The People's Act of Love is set in an isolated religious commune in 1919 Siberia, that is also occupied by a regiment of Czech Legion soldiers who were on the wrong side of the recent revolutionary conflict. The Legion has lost a third of its number to battle, hunger and cold and is desperate to go home. Into this uneasy community trudges Samarin, an escapee from an Arctic gulag. Before his arrest Samarin claims to have been a university student, who was at the wrong place during an activist action. His trial sent him to the White Garden, from which he escaped with the assistance of another convict, the Mohican. During the long walk, he discovers that the Mohican brought him along as a "cow", a lesser prisoner that is fattened for the slaughter, and is butchered and eaten so that the Mohican may survive the hazardous trek to freedom. Samarin eludes the Mohican but fears he is still being chased by a hungry cannibal bent on revenge. Anna Petrovna is a woman who moves to this isolated community to discover what really happened to the husband she thought had died in battle. Lonely and estranged from the villagers as a non-practitioner, Anna Petrovna stakes her life as bond in order to host Samarin in her home. Has she made a bad choice? Balashov is the enigmatic leader of the religious community, who first meets Samarin on the mountain and through his actions brings Samarin to Anna. His followers seek Utopia through personal sacrifice to God, this sacrifice bringing them closer to being angels on earth. It is Balashov's fate that gives title to the book. This book gets off to a slow start. At first glance, the opening chapters appear to be individual parables instead of a cohesive narrative.
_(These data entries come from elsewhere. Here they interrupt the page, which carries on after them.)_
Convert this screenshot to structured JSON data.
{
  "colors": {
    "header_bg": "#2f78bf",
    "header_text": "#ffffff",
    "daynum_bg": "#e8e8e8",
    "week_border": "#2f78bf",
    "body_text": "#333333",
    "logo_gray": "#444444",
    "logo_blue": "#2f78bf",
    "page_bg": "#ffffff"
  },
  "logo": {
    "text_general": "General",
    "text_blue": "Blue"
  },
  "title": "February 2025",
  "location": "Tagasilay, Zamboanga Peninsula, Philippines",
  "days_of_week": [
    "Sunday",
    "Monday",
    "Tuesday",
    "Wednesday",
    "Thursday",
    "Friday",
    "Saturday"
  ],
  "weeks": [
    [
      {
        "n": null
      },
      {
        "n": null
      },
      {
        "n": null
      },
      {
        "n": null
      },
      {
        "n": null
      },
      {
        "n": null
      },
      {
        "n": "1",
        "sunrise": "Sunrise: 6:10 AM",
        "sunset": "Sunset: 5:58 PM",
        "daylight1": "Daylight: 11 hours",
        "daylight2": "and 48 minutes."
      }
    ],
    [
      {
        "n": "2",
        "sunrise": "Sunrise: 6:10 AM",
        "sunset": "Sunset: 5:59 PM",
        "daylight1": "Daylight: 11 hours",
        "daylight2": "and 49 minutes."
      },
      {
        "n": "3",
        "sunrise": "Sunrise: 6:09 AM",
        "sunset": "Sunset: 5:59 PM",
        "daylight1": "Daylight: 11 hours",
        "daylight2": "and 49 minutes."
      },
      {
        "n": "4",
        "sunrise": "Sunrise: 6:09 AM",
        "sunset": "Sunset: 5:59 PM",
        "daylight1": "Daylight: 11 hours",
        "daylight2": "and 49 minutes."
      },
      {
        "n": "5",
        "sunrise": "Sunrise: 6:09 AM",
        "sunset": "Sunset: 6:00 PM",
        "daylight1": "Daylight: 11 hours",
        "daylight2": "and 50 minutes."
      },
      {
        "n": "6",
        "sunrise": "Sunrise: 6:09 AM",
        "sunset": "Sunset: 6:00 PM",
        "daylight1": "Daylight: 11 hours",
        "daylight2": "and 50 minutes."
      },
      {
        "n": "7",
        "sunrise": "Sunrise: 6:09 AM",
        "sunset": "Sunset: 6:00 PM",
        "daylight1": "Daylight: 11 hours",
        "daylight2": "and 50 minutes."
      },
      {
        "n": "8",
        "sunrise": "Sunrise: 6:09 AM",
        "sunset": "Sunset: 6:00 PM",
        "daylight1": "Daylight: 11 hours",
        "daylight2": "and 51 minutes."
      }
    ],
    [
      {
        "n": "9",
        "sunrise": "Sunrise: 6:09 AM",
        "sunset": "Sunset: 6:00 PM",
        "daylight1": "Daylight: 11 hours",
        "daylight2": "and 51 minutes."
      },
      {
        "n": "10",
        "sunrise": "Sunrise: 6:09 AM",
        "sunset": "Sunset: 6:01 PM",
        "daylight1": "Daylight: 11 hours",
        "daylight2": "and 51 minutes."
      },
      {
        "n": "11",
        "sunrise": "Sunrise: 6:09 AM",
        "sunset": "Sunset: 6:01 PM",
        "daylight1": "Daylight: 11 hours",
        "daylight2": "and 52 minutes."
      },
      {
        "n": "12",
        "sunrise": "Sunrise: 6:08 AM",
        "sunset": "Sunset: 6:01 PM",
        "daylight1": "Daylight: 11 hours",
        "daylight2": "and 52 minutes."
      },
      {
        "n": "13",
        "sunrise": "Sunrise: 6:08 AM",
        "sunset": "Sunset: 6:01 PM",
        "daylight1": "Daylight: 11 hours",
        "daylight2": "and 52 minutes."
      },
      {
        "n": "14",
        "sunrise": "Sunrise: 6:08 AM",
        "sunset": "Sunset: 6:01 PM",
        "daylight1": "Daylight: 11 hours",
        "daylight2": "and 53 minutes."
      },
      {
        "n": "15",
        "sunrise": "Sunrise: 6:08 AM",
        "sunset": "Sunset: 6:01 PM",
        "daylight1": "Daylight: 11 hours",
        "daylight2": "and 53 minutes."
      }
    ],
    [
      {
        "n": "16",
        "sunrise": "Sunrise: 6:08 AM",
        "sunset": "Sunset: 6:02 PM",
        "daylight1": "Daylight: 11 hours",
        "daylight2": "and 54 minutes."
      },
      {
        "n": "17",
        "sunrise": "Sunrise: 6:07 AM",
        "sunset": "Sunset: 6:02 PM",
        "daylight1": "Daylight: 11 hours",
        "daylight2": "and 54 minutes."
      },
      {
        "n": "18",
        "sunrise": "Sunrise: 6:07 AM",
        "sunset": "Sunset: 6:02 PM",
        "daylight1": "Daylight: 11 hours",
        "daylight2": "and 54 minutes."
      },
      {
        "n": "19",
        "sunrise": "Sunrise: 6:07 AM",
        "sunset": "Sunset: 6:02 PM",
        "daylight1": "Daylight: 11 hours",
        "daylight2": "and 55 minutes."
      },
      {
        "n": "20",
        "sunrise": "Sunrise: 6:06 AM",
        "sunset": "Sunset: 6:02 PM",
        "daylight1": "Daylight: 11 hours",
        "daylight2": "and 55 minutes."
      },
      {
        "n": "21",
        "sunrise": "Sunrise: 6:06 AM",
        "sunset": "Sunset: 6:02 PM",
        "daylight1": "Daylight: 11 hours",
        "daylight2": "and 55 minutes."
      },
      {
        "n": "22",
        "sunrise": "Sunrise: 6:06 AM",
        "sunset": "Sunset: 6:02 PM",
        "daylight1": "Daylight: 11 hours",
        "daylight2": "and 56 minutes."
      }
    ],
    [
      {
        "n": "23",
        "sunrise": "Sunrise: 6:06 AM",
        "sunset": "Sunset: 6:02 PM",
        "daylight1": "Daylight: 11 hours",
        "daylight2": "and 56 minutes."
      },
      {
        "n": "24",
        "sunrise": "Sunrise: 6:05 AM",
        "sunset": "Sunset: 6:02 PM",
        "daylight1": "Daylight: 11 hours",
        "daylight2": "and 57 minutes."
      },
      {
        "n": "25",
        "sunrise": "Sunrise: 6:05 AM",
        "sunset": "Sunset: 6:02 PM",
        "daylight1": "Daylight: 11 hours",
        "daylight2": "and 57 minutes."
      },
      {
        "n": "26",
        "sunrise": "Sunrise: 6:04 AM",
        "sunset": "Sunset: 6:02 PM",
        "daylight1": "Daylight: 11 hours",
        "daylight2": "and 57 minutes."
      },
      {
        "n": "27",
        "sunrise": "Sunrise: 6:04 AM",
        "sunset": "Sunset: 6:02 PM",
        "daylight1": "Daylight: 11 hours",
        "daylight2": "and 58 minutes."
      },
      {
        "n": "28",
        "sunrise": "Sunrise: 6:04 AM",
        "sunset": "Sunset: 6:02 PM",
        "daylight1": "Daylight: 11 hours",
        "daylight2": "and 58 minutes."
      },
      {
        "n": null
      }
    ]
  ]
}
The author created a complex web of interconnecting stories, for which a scorecard would be helpful to keep all the characters straight. Once everything falls into place, a reader who truly enjoys historical fiction will be transported. The attention to detail is extraordinary. Another reviewer commented that this book is reminiscent of classic Russian literature translated into English, rather than contemporary fiction. This isn't an easy read, nor one that is easily forgettable.